These words glowed against a neon background in the early morning hours last Wednesday and for the first time in days, my jaw relaxed. I hadn’t even realized that I’d been clenching it, convinced as I was that I had yet to process the information that precipitated this text. Let me fill you in.
The Thursday before last, my uncle was abducted in Nigeria. Honestly, I’m still not sure I’ve processed this information. Perhaps it’s the incredulity of the situation. A group of thugs took a 70 yr old man out of his house, stuffed him in a trunk and demanded a ransom of half a million dollars. Half a million dollars, from a retired university professor, no less! We were warned not to involve the police (who incidentally have a shoot-to-kill policy for those suspected of kidnapping). And so began the phone calls - across Nigeria and across the world.
Six days later I would receive the text from my mother, as celebrations began to welcome my uncle home.
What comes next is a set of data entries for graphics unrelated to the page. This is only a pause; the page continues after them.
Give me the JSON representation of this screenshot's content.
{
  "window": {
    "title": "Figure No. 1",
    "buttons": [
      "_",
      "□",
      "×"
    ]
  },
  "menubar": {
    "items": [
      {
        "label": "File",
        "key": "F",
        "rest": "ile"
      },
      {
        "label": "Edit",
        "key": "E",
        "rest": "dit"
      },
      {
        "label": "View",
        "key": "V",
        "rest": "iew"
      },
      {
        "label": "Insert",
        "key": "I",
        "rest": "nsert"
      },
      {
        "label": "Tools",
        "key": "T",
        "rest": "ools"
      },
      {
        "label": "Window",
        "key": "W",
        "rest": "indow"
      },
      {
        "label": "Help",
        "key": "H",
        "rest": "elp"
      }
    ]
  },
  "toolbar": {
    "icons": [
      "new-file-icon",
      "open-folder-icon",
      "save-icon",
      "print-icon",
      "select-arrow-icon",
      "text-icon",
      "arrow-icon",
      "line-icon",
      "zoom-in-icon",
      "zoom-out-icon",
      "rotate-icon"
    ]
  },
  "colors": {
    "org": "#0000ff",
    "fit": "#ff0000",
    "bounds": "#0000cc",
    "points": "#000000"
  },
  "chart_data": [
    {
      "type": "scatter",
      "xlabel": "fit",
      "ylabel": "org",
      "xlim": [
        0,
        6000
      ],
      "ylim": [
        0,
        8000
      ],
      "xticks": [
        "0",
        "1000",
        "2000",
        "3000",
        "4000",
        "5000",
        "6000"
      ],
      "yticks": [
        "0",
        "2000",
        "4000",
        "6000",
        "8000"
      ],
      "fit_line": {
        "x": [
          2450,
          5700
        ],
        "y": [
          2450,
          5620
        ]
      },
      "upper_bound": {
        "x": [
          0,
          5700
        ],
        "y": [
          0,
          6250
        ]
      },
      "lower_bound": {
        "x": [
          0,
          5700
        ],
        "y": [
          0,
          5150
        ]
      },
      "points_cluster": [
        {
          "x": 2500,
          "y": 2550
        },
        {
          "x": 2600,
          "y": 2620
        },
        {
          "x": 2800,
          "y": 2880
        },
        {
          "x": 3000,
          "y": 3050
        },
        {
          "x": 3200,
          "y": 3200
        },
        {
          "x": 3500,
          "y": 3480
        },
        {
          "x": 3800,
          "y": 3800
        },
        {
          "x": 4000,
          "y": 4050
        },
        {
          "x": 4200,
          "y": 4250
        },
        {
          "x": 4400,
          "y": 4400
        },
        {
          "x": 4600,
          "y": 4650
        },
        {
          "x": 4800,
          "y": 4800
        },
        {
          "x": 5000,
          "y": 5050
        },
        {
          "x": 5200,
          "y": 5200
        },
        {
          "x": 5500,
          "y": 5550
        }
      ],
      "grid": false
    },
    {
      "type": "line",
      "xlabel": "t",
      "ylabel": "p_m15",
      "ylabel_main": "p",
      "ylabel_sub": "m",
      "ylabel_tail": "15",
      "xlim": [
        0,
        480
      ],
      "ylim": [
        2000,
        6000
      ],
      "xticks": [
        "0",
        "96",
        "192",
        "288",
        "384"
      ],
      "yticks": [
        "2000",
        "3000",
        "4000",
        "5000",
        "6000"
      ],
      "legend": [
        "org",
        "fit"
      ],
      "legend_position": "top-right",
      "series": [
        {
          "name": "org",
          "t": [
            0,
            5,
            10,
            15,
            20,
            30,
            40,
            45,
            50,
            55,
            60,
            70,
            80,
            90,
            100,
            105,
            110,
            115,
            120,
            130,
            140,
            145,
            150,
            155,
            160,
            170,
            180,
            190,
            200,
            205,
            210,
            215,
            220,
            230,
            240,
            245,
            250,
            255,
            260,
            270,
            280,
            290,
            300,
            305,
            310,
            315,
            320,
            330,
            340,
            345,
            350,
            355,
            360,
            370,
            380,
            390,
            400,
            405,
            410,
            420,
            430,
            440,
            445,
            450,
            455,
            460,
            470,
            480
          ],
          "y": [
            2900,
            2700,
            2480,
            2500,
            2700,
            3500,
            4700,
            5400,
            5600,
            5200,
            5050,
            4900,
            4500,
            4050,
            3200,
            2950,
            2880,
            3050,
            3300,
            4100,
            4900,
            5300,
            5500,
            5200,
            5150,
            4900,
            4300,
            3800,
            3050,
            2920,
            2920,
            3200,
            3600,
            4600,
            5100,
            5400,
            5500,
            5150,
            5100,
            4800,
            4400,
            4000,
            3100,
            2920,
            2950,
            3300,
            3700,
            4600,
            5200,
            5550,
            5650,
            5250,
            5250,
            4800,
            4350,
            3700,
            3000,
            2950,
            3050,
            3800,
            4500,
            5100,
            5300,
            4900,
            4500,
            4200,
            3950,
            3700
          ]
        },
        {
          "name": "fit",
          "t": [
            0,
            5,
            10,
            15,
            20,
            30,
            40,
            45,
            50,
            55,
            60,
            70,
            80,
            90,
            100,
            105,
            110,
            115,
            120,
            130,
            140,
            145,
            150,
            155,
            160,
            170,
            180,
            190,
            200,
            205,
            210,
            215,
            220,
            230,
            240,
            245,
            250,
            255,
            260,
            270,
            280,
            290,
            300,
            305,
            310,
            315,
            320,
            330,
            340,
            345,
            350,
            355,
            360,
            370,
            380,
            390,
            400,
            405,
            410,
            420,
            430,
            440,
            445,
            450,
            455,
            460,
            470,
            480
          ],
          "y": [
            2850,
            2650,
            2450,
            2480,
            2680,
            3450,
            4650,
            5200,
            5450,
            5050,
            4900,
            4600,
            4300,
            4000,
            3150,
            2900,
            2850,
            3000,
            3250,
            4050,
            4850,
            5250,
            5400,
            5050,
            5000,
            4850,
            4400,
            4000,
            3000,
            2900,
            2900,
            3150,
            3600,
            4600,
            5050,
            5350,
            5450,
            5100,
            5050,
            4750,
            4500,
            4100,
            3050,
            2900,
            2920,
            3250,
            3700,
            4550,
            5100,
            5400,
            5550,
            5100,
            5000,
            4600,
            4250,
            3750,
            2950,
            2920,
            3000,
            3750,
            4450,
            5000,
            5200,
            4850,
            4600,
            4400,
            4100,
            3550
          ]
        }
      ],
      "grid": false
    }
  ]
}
The cost of his freedom in dollar terms was $14,000. Who knows what price his health has suffered, having been forcibly confined, chained and bound and used as a human ashtray?
My first reaction was to tell my father that this event marked the end of his plans to retire in Nigeria. Security has always been an issue traveling there; during our visit last year our family did not move around freely because of the threat of kidnapping. Another of my uncles has described Nigeria as the “paradise of hell” and for the most part I think it’s an apt description (sorry dad). Nevertheless, it is where I have family and I’ve a place where I will always plan to return. Last week was the first time I began to doubt that.
If you ask me what is the best thing about living in Canada, I’d tell you it is security. For the most part you are free to move where and when you wish and you will arrive unharmed at your destination. While you can certainly live like a king if you run a successful business in Nigeria, you will also have to hire police to travel alongside you and, as last week’s events demonstrate, even your home is not a safe haven. So when I told my father ‘you are never moving there’ and he responded ‘it is not a bad place and it’s still uncommon to get kidnapped’ I was shocked. At the time, his brother was still in captivity and yet he was defending the country!!!It wasn’t until I started thinking about writing this entry that I got it. I was going to call this piece ‘this is Africa’ and contrast the kidnapping with the work I am observing our project do all around East Africa. But then I realized what happened to my uncle is not fair to mention even as part of a broad commentary. In fact, even though my anger towards Nigeria is justified, it would also be unfair to title this entry ‘this is Nigeria’. The acts of a handful of lazy cowards are not reflective of Nigeria, as chaotic and crazy as it may sometimes be.
Moreover, even if I could concede that Nigeria warrants the label, I realized why my dad was reluctant to denounce it. I’m in Nairobi for work this week and once again am in a big city with access to everything. I can’t exactly describe the feeling but the closest approximation is ‘home’. I’m sure I’ve written it before, in as much as I love to constant stimulation of the unknown, there is no place like it. I can’t imagine what it would take to shake that. So while I’m still not on board with my dad’s retirement plans, I can understand why he’s forgiven Nigeria. Letting out a cheer as I passed the Nigerian Consulate in Nairobi this afternoon, I realized that I have too.
3 comments:
I am so glad to hear that everything is okay. By the way, I think this is an awesome piece of writing.
I've always liked the word Free. It has a lot of meanings but every time I hear it, it gives me peace, happiness and relief. That's how I feel for your uncle right now. And as for your dad, I hope that he still pursues his retirement plans, so he can be Free as well.
Don't we really like the word Free? Hearing that word can really give us peace. And retirement is the stage where we get that freedom from working, from stressing ourselves, and from everything that makes us tired and worried. So I know your dad and your uncle will have a happy retirement soon!!